Тот же журналист, нащупав слабое место Ларсена, стал убеждать его написать какую-нибудь книгу и предложил свою помощь.
Журналист говорил:
— Ваша книга несомненно привлечет к себе широчайшее читательское внимание. Тираж в 3000 обеспечен. Не правда ли — всякому будет интересно познакомиться с взглядами человека, который стоит во главе такого… Или даже просто: наследственный опыт. Ведь это тоже чего-нибудь стоит. Наконец, отделения во всех странах света — значит, естественная широта взглядов. И, пожалуй, одних ваших служащих достаточно, чтобы раскупить вое издание.

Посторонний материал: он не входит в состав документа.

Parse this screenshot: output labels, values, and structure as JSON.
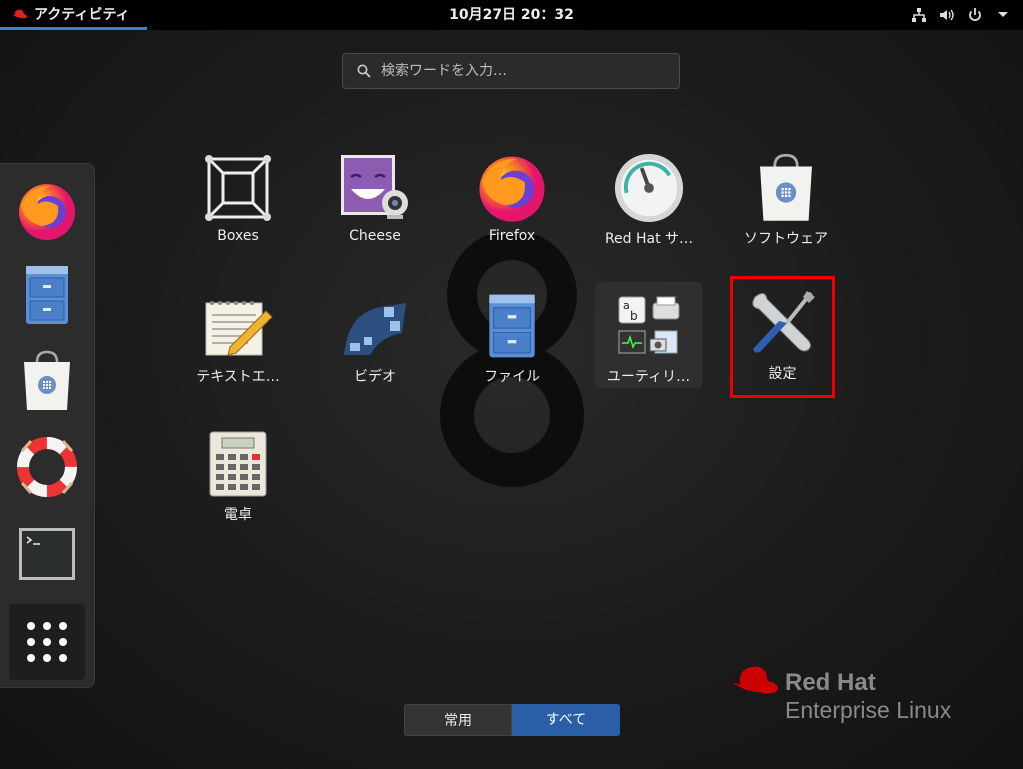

Не правда ли? А я берусь помочь вам. Ваши мысли, ваши идеи, ваши предвидения — не сомневаюсь, что это уже давно у вас отчеканилось. Я же готов предложить вам свой стиль, свой литературный опыт, свой типографский опыт.
Ларсену понравилась эта идея. Прямо-таки понравилась. Изящно изданная книга на хорошей плотной бумаге, с виньеткой, изображающей химеру с Notre Dame de Paris. Это он видел на книге Анатоля Франса.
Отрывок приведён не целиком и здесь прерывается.